Ada beberapa tantangan makro pembangunan olahraga sekarang dan masa depan yang perlu disikapi oleh pusat maupun daerah. Tantangan itu meliputi tingginya tuntutan publik terhadap prestasi seiring dengan makin merosotnya prestasi olahraga secara nasional; menjadikan olahraga sebagai instrumen pembangunan yang harus mengarah pada hasil pembangunan yang lebih meluas; dan penguatan desentralisasi pembangunan olahraga.

Harus diakui cukup banyak prestasi ditorehkan oleh putra daerah di beberapa cabang atau nomor. Namun usaha perbaikan prestasi di masa depan harus makin terbangun atas kesadaran masyarakat yang makin kritis dan cerdas melihat ketidaksepadanan antara potensi keolahragaan yang tersedia dan capaian prestasi.

Secara substansial timbul pertanyaan besar terkait berbagai persoalan mengenai ketidaksepadanan antara potensi keolahragan yang tersedia dengan capaian prestasi yang terkait dengan materi pengaturan pembangunan olahraga. Sekadar pembanding, UU SKN mengandung 20 materi pengaturan, yang lebih terjabarkan dalam tiga peraturan pemerintah, yakni PP Nomor 16 Tahun 2007 tentang Penyelenggaraan Olahraga; PP Nomor 17 Tahun 2007 tentang Penyelenggaraan Pekan dan Kejuaraan Olahraga; dan PP Nomor 18 Tahun 2007 tentang Pendanaan Olahraga. Ke-20 materi pengaturan itu tentunya merupakan entry point yang harus terakomodasi dalam substansi materi pengaturan pembangunan olahraga.

Pihak yang berkompeten dalam penyusunan peraturan olahraga, tentu lebih memilih fokus pada pencermatan pasal-pasal krusial UU SKN. Beberapa pasal krusial yang memiliki relevansi tinggi dengan substansi yang diakomodasi dalam pengaturan olahraga pasti akan lebih menukik pada persoalan pengelolaan. Dengan demikian setidaknya ada empat pasal krusial yang nantinya perlu diolah atau digodok, yakni Pasal 33, Pasal 34 Ayat 1, Pasal 34 Ayat 2, dan Pasal 40.
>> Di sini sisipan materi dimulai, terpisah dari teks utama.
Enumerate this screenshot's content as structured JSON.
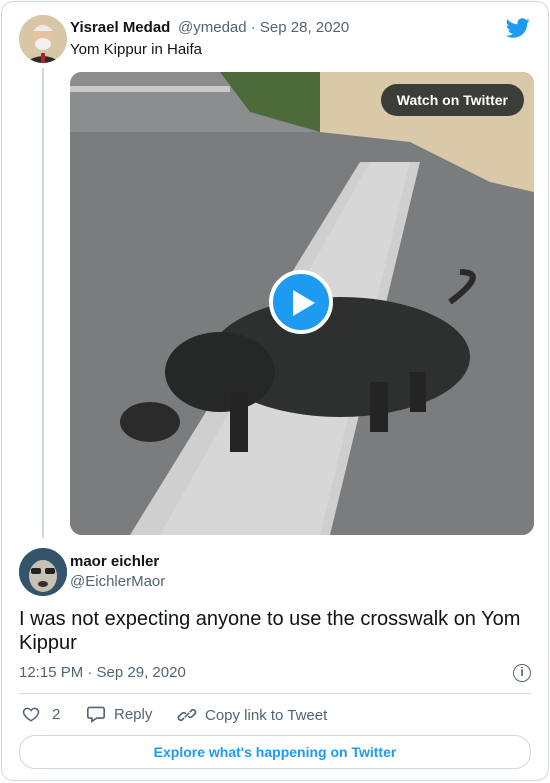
{
  "quoted": {
    "name": "Yisrael Medad",
    "handle_date": "@ymedad · Sep 28, 2020",
    "text": "Yom Kippur in Haifa"
  },
  "media": {
    "watch_label": "Watch on Twitter"
  },
  "reply": {
    "name": "maor eichler",
    "handle": "@EichlerMaor",
    "text": "I was not expecting anyone to use the crosswalk on Yom Kippur",
    "timestamp": "12:15 PM · Sep 29, 2020"
  },
  "actions": {
    "like_count": "2",
    "reply_label": "Reply",
    "copy_label": "Copy link to Tweet"
  },
  "footer": {
    "explore_label": "Explore what's happening on Twitter"
  },
  "colors": {
    "accent": "#1d9bf0",
    "muted": "#536471",
    "border": "#cfd9de"
  }
}
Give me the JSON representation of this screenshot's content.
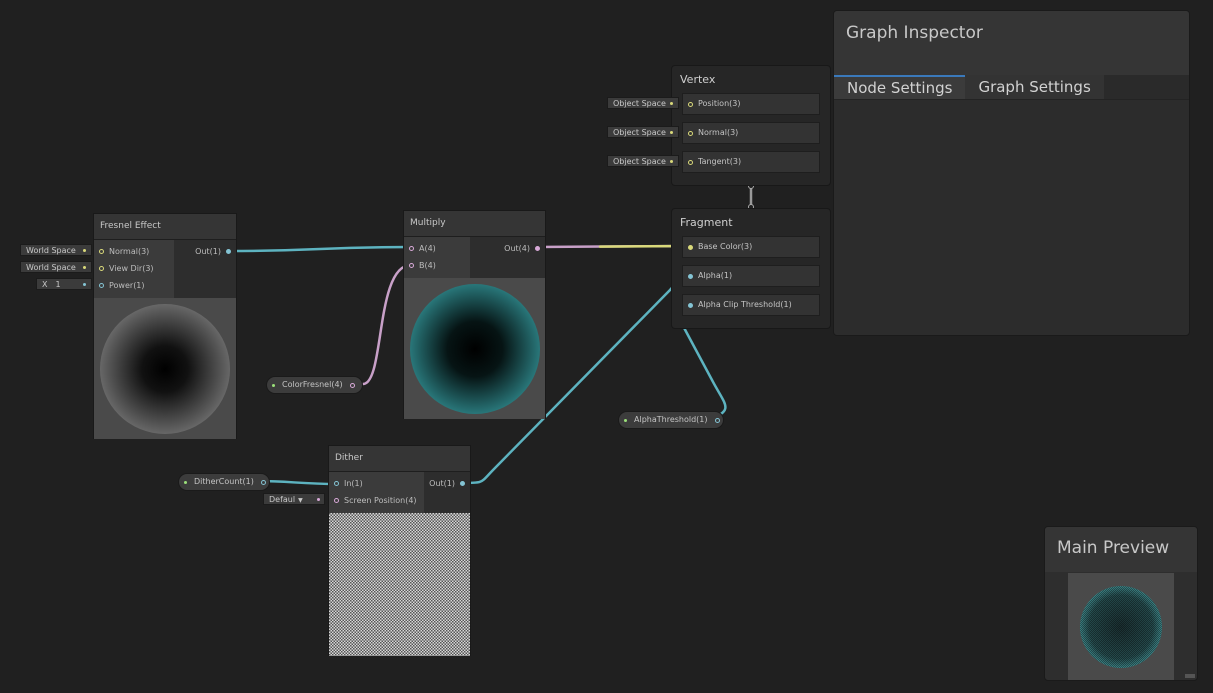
{
  "colors": {
    "vec3": "#d9d97a",
    "vec1": "#84c4d4",
    "vec4": "#d8a9d8",
    "wire_vec1": "#5db3c0",
    "wire_vec4": "#c8a0c8"
  },
  "nodes": {
    "fresnel": {
      "title": "Fresnel Effect",
      "inputs": [
        "Normal(3)",
        "View Dir(3)",
        "Power(1)"
      ],
      "outputs": [
        "Out(1)"
      ],
      "fields": {
        "normal": "World Space",
        "view_dir": "World Space",
        "power_label": "X",
        "power_value": "1"
      }
    },
    "multiply": {
      "title": "Multiply",
      "inputs": [
        "A(4)",
        "B(4)"
      ],
      "outputs": [
        "Out(4)"
      ]
    },
    "dither": {
      "title": "Dither",
      "inputs": [
        "In(1)",
        "Screen Position(4)"
      ],
      "outputs": [
        "Out(1)"
      ],
      "fields": {
        "screen_position": "Defaul"
      }
    }
  },
  "properties": {
    "color_fresnel": "ColorFresnel(4)",
    "dither_count": "DitherCount(1)",
    "alpha_threshold": "AlphaThreshold(1)"
  },
  "vertex": {
    "title": "Vertex",
    "blocks": [
      "Position(3)",
      "Normal(3)",
      "Tangent(3)"
    ],
    "spaces": [
      "Object Space",
      "Object Space",
      "Object Space"
    ]
  },
  "fragment": {
    "title": "Fragment",
    "blocks": [
      "Base Color(3)",
      "Alpha(1)",
      "Alpha Clip Threshold(1)"
    ]
  },
  "inspector": {
    "title": "Graph Inspector",
    "tabs": [
      "Node Settings",
      "Graph Settings"
    ],
    "active_tab": "Node Settings"
  },
  "main_preview": {
    "title": "Main Preview"
  }
}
Pasal 33 menjelaskan tentang kewenangan pemprov dalam pengelolaan keolahragaan. Pemprov  melaksanakan kebijakan keolahragaan, perencanaan, koordinasi, pembinaan, pengembangan, penerapan standardisasi, penggalangan sumber daya, dan pengawasan.

Pasal 34 Ayat 1 menjelaskan bahwa, “Pemerintah kabupaten/kota melaksanakan perencanaan, pembinaan, pengembangan, penerapan standardisasi, penggalangan sumber daya, dan pengawasan”.

Sementara Pasal 34 Ayat 2 berisi tentang, ’’Pemerintah kabupaten/kota wajib mengelola sekurang-kurangnya satu cabang olahraga unggulan yang bertaraf nasional dan/atau internasional’’. Pasal  krusial terkait dengan kepengurusan olahraga prestasi di kabupaten/kota terutama diatur dalam Pasal 40 yang menegaskan bahwa,’’ Pengurus komite olahraga nasional, komite olahraga provinsi, komite olahraga kabupaten/kota bersifat mandiri, dan tidak terikat dengan kegiatan jabatan struktural dan jabatan publik’’.

Dari ketiga pasal tersebut terdapat satu tugas yang sama bagi pemerintah pusat maupun daerah yaitu penerapan standardisasi yang wajib dilaksanakan dalam membangun keolahragaan. Penerapan standard tersebut telah ditegaskan sebagaimana Pasal 84 dan 85 PP Nomor 16 Tahun 2007 tentang penyelenggaraan kegiatan olahraga, yang intinya meliputi indikator ketercukupan ruang publik untuk olahraga, tempat fasilitas khusus olahraga, tenaga keolahragaan, partisipasi masyarakat dalam berolahraga, dan kualitas kebugaran jasmani masyarakat namun demikian standarnya sendiri belum tersusun sebagai regulasi yang dapat dijadikan acuan.

Regulasi tersebut tidak bisa bersifat tunggal karena pengelolaan keolahragaan mengacu pada pencermatan UU lain yang punya keterkaitan dengan keolahragaan. Produk hukum itu terutama UU Nomor 20 Tahun 2003 tentang Sistem Pendidikan Nasional, UU Nomor 23 Tahun 1992 tentang Kesehatan, dan UU Nomor 9 Tahun 1990 tentang Kepariwisataan.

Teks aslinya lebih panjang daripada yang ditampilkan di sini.